Je revois ce couloir d’hôtel en Grèce, moquette épaisse sous mes pieds nus, cœur cognant comme un tambour. La fête bat son plein en bas, musique étouffée, sueur d’alcool et de danse sur ma peau. Hugo me tire par la main, son souffle chaud contre mon oreille. ‘Viens, juste regarder.’ Paul et Marie ont filé à l’ascenseur, je sais ce qu’ils font. Mon ventre se noue, mélange de jalousie piquante et d’excitation interdite. Hier au sauna, je les ai surpris : Marie à genoux devant Paul, sa bouche glissant sur sa queue luisante, cheveux blonds collés par la vapeur. Hugo dans le jacuzzi, souriant. J’ai fui, mais les images collent à ma rétine, ma chatte humide malgré moi.
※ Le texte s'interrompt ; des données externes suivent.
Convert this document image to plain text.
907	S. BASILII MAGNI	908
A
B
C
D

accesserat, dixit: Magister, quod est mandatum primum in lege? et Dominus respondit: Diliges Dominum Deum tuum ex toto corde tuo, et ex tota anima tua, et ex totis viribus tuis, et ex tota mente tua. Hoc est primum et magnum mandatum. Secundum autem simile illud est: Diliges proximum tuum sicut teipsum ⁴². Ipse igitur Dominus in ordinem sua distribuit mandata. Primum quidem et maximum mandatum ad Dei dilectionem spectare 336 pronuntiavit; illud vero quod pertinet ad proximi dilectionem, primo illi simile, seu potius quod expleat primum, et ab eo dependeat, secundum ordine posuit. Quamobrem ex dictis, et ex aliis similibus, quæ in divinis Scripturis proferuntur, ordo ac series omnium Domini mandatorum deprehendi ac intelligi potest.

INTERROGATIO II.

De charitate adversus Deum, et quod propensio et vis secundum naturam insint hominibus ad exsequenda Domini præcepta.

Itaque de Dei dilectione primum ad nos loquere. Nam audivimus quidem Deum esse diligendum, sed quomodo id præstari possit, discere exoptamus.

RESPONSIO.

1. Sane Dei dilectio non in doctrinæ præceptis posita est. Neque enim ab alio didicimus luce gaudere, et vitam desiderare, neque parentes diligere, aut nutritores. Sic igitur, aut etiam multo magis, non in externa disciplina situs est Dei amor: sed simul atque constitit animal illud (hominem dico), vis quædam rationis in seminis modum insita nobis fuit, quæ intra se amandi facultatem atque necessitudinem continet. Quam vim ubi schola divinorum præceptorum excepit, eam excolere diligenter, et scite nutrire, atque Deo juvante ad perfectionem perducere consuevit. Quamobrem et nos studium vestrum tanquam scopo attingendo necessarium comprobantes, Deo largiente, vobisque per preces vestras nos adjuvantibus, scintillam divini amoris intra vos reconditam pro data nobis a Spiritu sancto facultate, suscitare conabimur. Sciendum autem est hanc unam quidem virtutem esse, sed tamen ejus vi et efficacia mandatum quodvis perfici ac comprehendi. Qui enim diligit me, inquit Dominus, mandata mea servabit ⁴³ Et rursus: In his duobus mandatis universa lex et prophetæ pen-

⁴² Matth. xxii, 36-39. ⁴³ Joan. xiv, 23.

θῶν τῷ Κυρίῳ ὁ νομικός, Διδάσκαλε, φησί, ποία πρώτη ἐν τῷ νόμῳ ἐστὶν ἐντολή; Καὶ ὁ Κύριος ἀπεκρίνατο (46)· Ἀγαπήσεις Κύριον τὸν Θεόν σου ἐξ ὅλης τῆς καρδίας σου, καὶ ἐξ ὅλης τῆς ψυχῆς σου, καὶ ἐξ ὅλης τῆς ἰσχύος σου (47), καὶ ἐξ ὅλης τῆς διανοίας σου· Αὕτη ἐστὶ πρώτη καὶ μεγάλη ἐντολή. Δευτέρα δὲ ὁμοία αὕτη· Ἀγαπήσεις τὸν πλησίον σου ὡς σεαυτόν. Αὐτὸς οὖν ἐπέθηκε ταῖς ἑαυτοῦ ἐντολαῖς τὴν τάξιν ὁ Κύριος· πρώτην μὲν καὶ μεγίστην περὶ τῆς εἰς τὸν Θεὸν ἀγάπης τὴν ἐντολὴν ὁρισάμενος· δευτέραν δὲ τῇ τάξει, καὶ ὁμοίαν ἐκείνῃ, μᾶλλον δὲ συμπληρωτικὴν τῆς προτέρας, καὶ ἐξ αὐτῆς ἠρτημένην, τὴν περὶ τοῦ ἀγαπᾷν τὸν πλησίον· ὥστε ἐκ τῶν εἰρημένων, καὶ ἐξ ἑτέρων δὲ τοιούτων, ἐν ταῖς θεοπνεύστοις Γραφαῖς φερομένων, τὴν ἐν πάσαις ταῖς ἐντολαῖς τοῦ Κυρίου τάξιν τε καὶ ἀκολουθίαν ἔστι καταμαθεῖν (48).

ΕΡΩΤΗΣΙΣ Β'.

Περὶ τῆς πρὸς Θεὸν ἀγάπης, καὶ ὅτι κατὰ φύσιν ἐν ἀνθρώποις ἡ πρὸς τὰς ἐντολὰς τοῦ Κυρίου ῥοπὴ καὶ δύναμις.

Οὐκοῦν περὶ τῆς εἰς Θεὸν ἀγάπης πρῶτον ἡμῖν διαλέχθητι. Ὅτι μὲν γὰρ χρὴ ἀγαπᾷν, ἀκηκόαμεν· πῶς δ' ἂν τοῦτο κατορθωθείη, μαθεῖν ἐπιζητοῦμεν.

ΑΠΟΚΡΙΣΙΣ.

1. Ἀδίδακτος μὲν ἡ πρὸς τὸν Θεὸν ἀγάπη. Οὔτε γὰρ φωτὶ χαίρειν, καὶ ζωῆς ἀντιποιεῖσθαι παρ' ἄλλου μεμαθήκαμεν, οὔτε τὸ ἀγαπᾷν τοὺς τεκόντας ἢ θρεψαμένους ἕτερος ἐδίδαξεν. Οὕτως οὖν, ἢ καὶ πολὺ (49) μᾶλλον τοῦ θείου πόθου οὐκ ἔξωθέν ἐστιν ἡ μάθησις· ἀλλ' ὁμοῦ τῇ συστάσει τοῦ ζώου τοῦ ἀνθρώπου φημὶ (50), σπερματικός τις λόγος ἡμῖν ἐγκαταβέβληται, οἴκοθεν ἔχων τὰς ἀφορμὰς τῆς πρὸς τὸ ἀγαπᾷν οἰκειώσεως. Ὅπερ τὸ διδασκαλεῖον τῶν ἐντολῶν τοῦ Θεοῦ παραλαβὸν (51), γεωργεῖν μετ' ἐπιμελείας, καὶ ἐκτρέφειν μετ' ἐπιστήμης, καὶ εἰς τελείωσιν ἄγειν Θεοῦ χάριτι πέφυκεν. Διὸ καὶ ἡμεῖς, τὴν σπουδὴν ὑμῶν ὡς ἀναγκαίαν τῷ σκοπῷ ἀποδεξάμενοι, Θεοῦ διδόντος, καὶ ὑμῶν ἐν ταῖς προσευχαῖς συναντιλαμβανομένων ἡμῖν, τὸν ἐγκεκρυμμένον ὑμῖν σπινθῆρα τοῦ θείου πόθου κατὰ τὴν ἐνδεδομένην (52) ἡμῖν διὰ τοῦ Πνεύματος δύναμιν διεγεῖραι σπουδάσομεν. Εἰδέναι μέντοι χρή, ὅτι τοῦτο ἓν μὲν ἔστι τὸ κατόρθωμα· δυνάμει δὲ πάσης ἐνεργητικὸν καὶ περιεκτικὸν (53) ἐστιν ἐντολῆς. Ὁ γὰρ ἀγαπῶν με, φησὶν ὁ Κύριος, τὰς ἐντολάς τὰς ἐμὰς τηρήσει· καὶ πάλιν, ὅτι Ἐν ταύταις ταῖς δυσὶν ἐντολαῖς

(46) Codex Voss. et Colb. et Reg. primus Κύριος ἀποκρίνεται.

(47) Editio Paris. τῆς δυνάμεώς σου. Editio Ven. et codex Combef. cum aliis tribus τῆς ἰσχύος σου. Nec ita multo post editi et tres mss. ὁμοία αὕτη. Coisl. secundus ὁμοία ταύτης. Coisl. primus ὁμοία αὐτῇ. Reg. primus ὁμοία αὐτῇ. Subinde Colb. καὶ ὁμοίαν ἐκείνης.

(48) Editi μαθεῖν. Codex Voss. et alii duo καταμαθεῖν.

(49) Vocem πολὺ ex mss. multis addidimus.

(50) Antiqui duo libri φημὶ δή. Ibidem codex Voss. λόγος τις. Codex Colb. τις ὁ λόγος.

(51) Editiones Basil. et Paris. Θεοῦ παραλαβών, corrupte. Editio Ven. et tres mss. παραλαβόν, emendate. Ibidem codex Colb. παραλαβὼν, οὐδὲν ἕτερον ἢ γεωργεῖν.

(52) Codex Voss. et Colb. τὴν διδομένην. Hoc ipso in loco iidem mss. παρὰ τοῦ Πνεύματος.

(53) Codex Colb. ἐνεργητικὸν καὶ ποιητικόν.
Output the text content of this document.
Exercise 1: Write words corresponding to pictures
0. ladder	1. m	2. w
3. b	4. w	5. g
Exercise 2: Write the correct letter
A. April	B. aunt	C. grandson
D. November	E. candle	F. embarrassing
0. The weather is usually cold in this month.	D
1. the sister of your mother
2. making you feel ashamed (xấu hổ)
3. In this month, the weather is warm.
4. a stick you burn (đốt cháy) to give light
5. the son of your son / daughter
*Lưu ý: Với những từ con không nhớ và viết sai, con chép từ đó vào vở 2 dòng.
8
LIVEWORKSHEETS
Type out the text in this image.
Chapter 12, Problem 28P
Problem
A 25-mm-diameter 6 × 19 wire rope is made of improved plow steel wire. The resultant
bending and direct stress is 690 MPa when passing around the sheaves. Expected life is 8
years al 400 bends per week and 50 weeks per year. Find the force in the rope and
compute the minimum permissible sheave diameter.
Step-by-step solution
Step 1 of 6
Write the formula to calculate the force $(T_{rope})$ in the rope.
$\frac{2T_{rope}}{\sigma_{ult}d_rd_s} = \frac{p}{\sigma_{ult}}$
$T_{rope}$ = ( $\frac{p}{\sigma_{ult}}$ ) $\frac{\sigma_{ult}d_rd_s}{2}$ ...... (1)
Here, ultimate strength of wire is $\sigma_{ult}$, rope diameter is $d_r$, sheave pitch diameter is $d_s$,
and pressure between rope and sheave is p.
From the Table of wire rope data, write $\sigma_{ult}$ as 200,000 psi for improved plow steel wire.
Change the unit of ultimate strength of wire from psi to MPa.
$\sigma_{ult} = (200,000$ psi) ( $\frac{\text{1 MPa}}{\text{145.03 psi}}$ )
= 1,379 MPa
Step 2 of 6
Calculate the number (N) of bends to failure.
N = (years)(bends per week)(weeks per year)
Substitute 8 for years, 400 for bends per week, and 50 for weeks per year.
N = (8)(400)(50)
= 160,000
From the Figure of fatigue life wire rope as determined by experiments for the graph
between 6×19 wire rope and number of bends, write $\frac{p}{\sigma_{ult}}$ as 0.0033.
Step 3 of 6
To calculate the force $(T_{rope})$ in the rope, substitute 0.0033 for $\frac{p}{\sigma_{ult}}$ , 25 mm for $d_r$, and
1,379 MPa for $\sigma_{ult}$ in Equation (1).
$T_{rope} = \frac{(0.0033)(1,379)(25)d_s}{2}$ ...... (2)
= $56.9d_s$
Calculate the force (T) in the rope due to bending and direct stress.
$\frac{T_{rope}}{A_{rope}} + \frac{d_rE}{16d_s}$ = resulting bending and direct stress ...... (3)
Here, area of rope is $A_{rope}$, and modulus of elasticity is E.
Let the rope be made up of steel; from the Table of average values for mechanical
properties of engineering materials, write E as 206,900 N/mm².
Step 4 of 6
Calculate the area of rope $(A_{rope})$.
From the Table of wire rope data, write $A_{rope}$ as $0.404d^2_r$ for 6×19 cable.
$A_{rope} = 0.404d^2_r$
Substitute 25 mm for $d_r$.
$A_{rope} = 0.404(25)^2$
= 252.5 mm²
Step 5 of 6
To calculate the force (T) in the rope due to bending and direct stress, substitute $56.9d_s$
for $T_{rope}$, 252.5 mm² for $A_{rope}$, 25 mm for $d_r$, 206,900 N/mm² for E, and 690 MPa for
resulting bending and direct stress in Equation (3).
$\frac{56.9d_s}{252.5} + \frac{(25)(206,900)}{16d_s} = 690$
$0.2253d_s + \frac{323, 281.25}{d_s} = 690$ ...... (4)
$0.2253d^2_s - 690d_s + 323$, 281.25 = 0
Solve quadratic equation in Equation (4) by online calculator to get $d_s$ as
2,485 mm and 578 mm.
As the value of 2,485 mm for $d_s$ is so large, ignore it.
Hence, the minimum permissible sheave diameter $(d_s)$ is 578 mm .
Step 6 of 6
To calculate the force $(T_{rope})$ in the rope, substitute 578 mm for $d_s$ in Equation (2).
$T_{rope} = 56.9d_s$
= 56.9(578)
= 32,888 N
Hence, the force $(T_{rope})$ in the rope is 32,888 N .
Hésitation. Mes jambes tremblent. Hugo ouvre la porte de leur chambre avec ma carte – non, la sienne. Filet de lumière, gémissements. Paul et Marie en 69 sur le grand lit mythologique, langues fouillant, succions humides. Odeur de sexe flotte jusqu’ici, musquée, animale. Hugo colle son torse à mon dos, sa bite durcit contre mes fesses à travers ma robe d’été. Je frissonne, tétons qui pointent, frottés par le tissu fin. Pas de soutif, peau sensible. ‘Regarde-les,’ murmure-t-il. Je ne bouge pas. Le pas est franchi. Innocence morte là, dans ce sas sombre.
L’Approche
Sa main glisse sous ma jupe, effleure ma culotte string. Je mouille déjà, chaleur liquide entre mes cuisses. Paul empale Marie en levrette, claquements de chair, tête de lit cognant le mur. ‘Ahhh, baise-moi !’ hurle-t-elle. Hugo baisse son pantalon, sa verge brûlante touche ma peau nue. Grosse, dure, inconnue. Il écarte le string d’un doigt, pousse. Brûlure. Écartèlement. ‘Putain, t’es serrée,’ grogne-t-il bas. Je cambre, m’offre, mords ma lèvre pour taire le cri. Bite qui coulisse, repousse mes parois, frottements intenses. Cœur en vrac, peau hérissée de chair de poule. Odeur de son sexe, salé, mêlée à la mienne.
L’Explosion
Je regarde Paul pilonner Marie, sa queue luisante ressortant de sa chatte gonflée. Hugo me bourre lentement, retenu, pour ne pas claquer. ‘T’aimes voir ton mari la baiser ?’ souffle-t-il. ‘Oui… oh oui.’ Voix rauque, sale. Mes seins ballottent, il les malaxe, pince les tétons. Chaleur monte, ventre en feu. Jamais senti ça. Chatte palpite autour de sa tige veineuse. Bruits : succions lointaines, mon jus qui clapote, respirations saccadées. Paul annonce sa jouissance, Marie l’encourage : ‘Remplis-moi !’ Hugo accélère, synchronisé. Mon clito érigé, je le frôle. Explosion. Vague me submerge, jambes lâchent, tsunami dans le bas-ventre. Je jouis, muette, lèvres sanglantes. Ciel ouvert.
Hugo me tient, continue, me vide au fond. Semence chaude gicle, m’inonde. Je tremble encore, prostrée, tête sur la moquette. Il se retire, jus coule sur mes cuisses. On fuit, discrets. À table, nos conjoints reviennent, complices. Paul me veut plus tard, me baise fougueuse, sachant tout. Deuxième orgasme. Monde changé. Je garde le secret du sas pour l’instant, mais cette libido voyeuse, cette soif de voir et être vue, elle est née là. Innocence basculée en salope éveillée. Plus de retour en arrière.